About twenty years ago, a book entitled Random Acts of Kindness became a surprise bestseller (a play on the phrase “random acts of violence”). The author’s idea was to make the world a better place by thinking up spontaneous deeds of cheer. Like paying the toll for the car behind you, sowing a handful of quarters in the playground sandbox, or sending flowers to a random room in the local nursing home. The author’s idea is heartwarming, if a little naïve and silly at times.
While Biblical kindness may include such things, it is a higher concept. In the Bible, the word “kindness” is used most often of God’s actions. Read passages like Ephesians 2:4-7, Romans 11:22, or these two:
When the kindness of God our Savior and His love for mankind appeared, He saved us, not on the basis of deeds which we have done in righteousness, but according to His mercy, by the washing of regeneration and renewing by the Holy Spirit, whom He poured out upon us richly through Jesus Christ our Savior, so that being justified by His grace we would be made heirs according to the hope of eternal life (Titus 3:4–7).
Do you think lightly of the riches of His kindness and tolerance and patience, not knowing that the kindness of God leads you to repentance? (Romans 2:4).
Kindness is providing for someone else’s needs, perhaps something which they are not in a position to provide for themselves. Kindness is motivated by a sincere desire to help freely and generously, not to keep track of debts owed to be repaid at a future advantageous time. God shows kindness by forgiving our sins. We cannot perform such a feat, but those touched by the supreme kindness of God will be quick to show kindness in the mundane areas where we do have ability and opportunity.
So, smile and cheer up the downcast. Serve your brethren. Hold their kids so they can worship. Send kind notes. Say uplifting things to a stranger. Hold the door. Stop and help someone struggling with a flat tire (though, don’t get yourself in a bad situation, Matthew 10:16). Pay for someone’s dinner. Let someone get ahead of you in line. Visit the sick. Offer rides to the store. Mow someone’s lawn.
“Love your enemies, and do good, and lend, expecting nothing in return; and your reward will be great, and you will be sons of the Most High; for He Himself is kind to
And while kindness does not always have to be a gateway to evangelism, it sometimes can be. Frederick Faber said, “Kindness has converted more sinners than zeal, eloquence, or learning.” When asked, “Why are you so nice?” point out, “I’m just doing what God did for me,” and see where the conversation leads!
Now, to turn our attention to goodness: the words “goodness” or “good” appear over 100 times in the New Testament. Such a broad term can be used many different ways. We might speak of good food, a good car, a good cry, or a good person. Mark 10:17-18 gives us a clue to the ultimate meaning: “No one is good except God alone...” Every other meaning derives from this—what is good is what is godly. God is good, and everything that glorifies Him is good. It doesn’t work the other direction! Humans cannot decide what is good, and then project it on God—that is idolatry. God is good, and as He reveals Himself to us, we learn what goodness is. “The fruit of the Light consists in all goodness and righteousness and truth” (Ephesians 5:9). Our reference point for goodness must be God, not ourselves.
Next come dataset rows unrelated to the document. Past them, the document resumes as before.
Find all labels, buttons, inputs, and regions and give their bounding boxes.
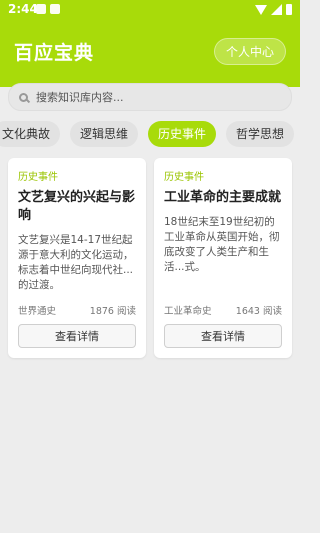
card-reads: 1876 阅读 <box>89 306 136 317</box>
tab-culture[interactable]: 文化典故 <box>0 121 61 147</box>
app-header: 2:44 百应宝典 个人中心 <box>0 0 300 87</box>
search-input[interactable]: 搜索知识库内容... <box>8 83 292 111</box>
tab-logic[interactable]: 逻辑思维 <box>70 121 139 147</box>
status-time: 2:44 <box>8 2 38 16</box>
card-category: 历史事件 <box>18 172 58 183</box>
search-area: 搜索知识库内容... <box>0 83 300 111</box>
card-footer: 工业革命史 1643 阅读 <box>164 303 282 317</box>
card-reads: 1643 阅读 <box>235 306 282 317</box>
card-category: 历史事件 <box>164 172 204 183</box>
card-footer: 世界通史 1876 阅读 <box>18 303 136 317</box>
search-icon <box>19 92 28 102</box>
card-description: 18世纪末至19世纪初的工业革命从英国开始，彻底改变了人类生产和生活...式。 <box>164 216 280 273</box>
card-title: 文艺复兴的兴起与影响 <box>18 190 136 223</box>
notification-icon <box>36 4 46 14</box>
profile-button[interactable]: 个人中心 <box>213 38 286 65</box>
signal-icon <box>271 4 282 15</box>
wifi-icon <box>255 4 267 15</box>
status-bar: 2:44 <box>0 0 300 20</box>
view-details-button[interactable]: 查看详情 <box>18 324 136 348</box>
knowledge-card[interactable]: 历史事件 文艺复兴的兴起与影响 文艺复兴是14-17世纪起源于意大利的文化运动，… <box>8 158 146 358</box>
card-grid: 历史事件 文艺复兴的兴起与影响 文艺复兴是14-17世纪起源于意大利的文化运动，… <box>8 158 292 358</box>
notification-icons <box>36 4 60 14</box>
card-title: 工业革命的主要成就 <box>164 190 282 205</box>
view-details-button[interactable]: 查看详情 <box>164 324 282 348</box>
category-tabs: 文化典故 逻辑思维 历史事件 哲学思想 <box>0 121 295 147</box>
card-description: 文艺复兴是14-17世纪起源于意大利的文化运动，标志着中世纪向现代社...的过渡… <box>18 234 134 291</box>
knowledge-card[interactable]: 历史事件 工业革命的主要成就 18世纪末至19世纪初的工业革命从英国开始，彻底改… <box>154 158 292 358</box>
system-icons <box>255 4 292 15</box>
card-source: 世界通史 <box>18 306 57 317</box>
battery-icon <box>286 4 292 15</box>
search-placeholder: 搜索知识库内容... <box>36 91 124 104</box>
card-source: 工业革命史 <box>164 306 212 317</box>
tab-history[interactable]: 历史事件 <box>148 121 217 147</box>
app-title: 百应宝典 <box>14 42 95 64</box>
tab-philosophy[interactable]: 哲学思想 <box>226 121 295 147</box>
notification-icon <box>50 4 60 14</box>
Here is where goodness and kindness diverge. Not every good act is kind, and not every kind act is good. In Matthew 21, when Jesus cast the moneychangers out of the Temple, he was not being kind. But He was being good. He was upholding the will of His father and behaving in a godly manner.
When we see our child stealing a pack of gum, it would be kind to pat him on the head and pretend we didn’t see it, to spare him punishment. But it would not be good. In Romans 15:14, goodness is linked to admonishing brethren who may be misbehaving. When we hear false teaching and ignore it, it may be kind, but it is not good. When we pay for a friend to go to a bar, it may be kind, but it is not good.
Being good is learning God’s nature (2 Timothy 3:17), valuing God’s nature, emulating God’s nature. “Beloved, do not imitate what is evil, but what is good. The one who does good is of God, the one who does evil has not seen God” (3 John 11). “Be transformed by the renewing of your mind, so that you may prove what the will of God is, that which is good and acceptable and perfect” (Romans 12:2). Thus, while kindness and goodness often overlap, evaluate all kind acts through the lens of goodness, to ensure they reflect the nature of God.